If you’ll be travelling during peak season and aren’t making an effort to arrive at the ski fields early, you may find the parking areas closest to the resorts are full. There are additional parking lots available lower down the mountain at both Coronet Peak and The Remarkableswith free shuttle buses running to the resort entrance. At Cardona, there is a large overflow parking lot at the base of the mountain with a free shuttle bus that takes passengers up the mountain every half hour.

Driving time from Queenstown (approx):

  • Coronet Peak: 20 minutes
  • The Remarkables: 35 minutes
  • Cardrona: 1 hour 10 minutes

Buses:

There are bus options for getting between the ski fields and Queenstown. Tickets for Coronet Peak and The Remarkables cost $15 NZD for the return day trip (or $10 NZD if youcombine it with lift tickets), with buses departing the Duke Street Bus Station every 30 minutes from 8:00AM-11:30AM (and additional buses in the afternoon for the days when there is night skiing at Coronet Peak).

For Cardrona, a daily bus with various pick up points leaves Queenstown in the early morning and returns in the late afternoon. Tickets cost $35 NZD return and must be booked a few days in advance.

Tours:

If you’d prefer to jump on a group tour, Contiki has an Ultimate NZ ski tour option which is based in Queenstown and visits all of the best alpine resorts nearby. This would be great if you’re travelling solo or if you’re hoping to make some new ski buddies! The tour includes accommodation, lift passes, and transfers to the ski fields so basically everything is already organised for your trip.

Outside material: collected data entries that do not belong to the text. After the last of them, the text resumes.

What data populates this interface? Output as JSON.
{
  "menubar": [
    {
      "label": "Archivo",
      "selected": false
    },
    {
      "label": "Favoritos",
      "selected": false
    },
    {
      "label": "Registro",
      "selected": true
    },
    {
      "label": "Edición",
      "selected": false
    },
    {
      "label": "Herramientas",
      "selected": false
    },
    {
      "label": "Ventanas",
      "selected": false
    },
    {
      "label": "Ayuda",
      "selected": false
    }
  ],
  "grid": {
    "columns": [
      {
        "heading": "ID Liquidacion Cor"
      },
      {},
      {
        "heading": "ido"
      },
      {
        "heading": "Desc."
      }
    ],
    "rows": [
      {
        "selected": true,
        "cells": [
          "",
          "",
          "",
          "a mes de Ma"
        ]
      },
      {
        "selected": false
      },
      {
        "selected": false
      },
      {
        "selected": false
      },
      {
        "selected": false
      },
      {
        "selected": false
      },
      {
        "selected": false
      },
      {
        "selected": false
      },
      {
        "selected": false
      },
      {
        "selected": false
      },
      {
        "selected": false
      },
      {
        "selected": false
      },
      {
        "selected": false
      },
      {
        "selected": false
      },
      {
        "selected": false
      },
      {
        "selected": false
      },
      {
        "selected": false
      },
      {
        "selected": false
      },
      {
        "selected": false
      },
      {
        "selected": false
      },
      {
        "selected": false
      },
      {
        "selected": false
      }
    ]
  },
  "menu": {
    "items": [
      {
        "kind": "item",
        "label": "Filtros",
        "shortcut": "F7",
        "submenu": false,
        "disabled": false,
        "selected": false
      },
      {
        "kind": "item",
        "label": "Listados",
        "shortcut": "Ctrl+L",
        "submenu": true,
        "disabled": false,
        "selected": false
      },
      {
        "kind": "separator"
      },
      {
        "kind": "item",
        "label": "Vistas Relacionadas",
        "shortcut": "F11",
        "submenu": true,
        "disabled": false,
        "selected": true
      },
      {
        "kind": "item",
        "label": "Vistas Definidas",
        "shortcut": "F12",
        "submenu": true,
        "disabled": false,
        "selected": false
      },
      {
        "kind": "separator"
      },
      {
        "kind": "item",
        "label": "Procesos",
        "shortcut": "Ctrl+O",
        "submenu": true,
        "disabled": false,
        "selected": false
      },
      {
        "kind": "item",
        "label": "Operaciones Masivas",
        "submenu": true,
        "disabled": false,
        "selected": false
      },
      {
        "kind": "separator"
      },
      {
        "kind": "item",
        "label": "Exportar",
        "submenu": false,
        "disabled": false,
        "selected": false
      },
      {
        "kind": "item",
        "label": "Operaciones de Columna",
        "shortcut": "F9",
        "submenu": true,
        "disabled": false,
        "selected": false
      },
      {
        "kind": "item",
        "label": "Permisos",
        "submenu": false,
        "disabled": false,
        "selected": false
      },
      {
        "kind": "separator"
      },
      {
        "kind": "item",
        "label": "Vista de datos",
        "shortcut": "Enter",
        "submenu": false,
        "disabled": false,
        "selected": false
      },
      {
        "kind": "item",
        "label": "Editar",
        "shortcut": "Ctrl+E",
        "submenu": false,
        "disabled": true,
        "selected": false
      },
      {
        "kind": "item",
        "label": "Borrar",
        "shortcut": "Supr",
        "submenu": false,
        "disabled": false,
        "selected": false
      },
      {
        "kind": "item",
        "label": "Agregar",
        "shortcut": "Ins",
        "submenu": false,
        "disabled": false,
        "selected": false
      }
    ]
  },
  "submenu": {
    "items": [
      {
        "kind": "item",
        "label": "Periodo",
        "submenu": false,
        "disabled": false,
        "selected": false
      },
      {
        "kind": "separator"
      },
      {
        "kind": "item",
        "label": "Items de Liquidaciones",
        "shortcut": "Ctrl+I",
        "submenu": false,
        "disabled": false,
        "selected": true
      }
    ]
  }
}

The Remarkables ski area in Queenstown, New Zealand
Rob learning to snowboard at The Remarkables

Where to rent ski gear in Queenstown:

You have the choice of renting ski gear from a store in town or renting on the mountain. If you’ll only be skiing for one day then I’d suggest getting your rental gear at the ski resort. It’s a little more expensive but it means you won’t have to carry the gear outside of the ski field. This is what I did last time as I just did one day in The Remarkables and one day at Cardrona, and I found the rental process easy. You can just turn up and organise it all on arrival–there’s no need to book ahead.

If you’ll be doing a few days of skiing at different mountains, it will be cheaper and easier to rent your gear in town then take it with you up the mountain each day. Some of the best rental shops options areOne Stop Snow Shop, Green Toad Snowboard & Ski, or Brown’s Ski Rental. If you want to leave your gear at the ski fields overnight to use again the next day, there are lockers at the resorts that you can rent for storage.

Cardrona Alpine Resort, Queenstown NZ
A blizzard at Cardrona Alpine Resort

Where to stay in Queenstown:

Cardrona is the only ski field that offers on-mountain accommodation. There are a limited number of rooms and they can fill up months in advance, so get your hand on one of these early if that’s the kind of ski holiday you are looking for.

Everyone else stays in Queenstown then travels up the mountain each day. This has its benefits, as accommodation in Queenstown is less expensive than some other winter destinations. Just be prepared to book well in advance as hotels can book up if you leave it too late.

In the past, I have stayed in a number of hotels as well as Airbnb holiday homes around Queenstown. If you’ll have a car, then it might be worth staying a little outside of town for cheaper prices and parking availability. If you’ll be relying on the buses to get to the ski fields each day, then you should stay as close to the bus terminal as possible to lessen the amount of walking you have to do with your gear each morning.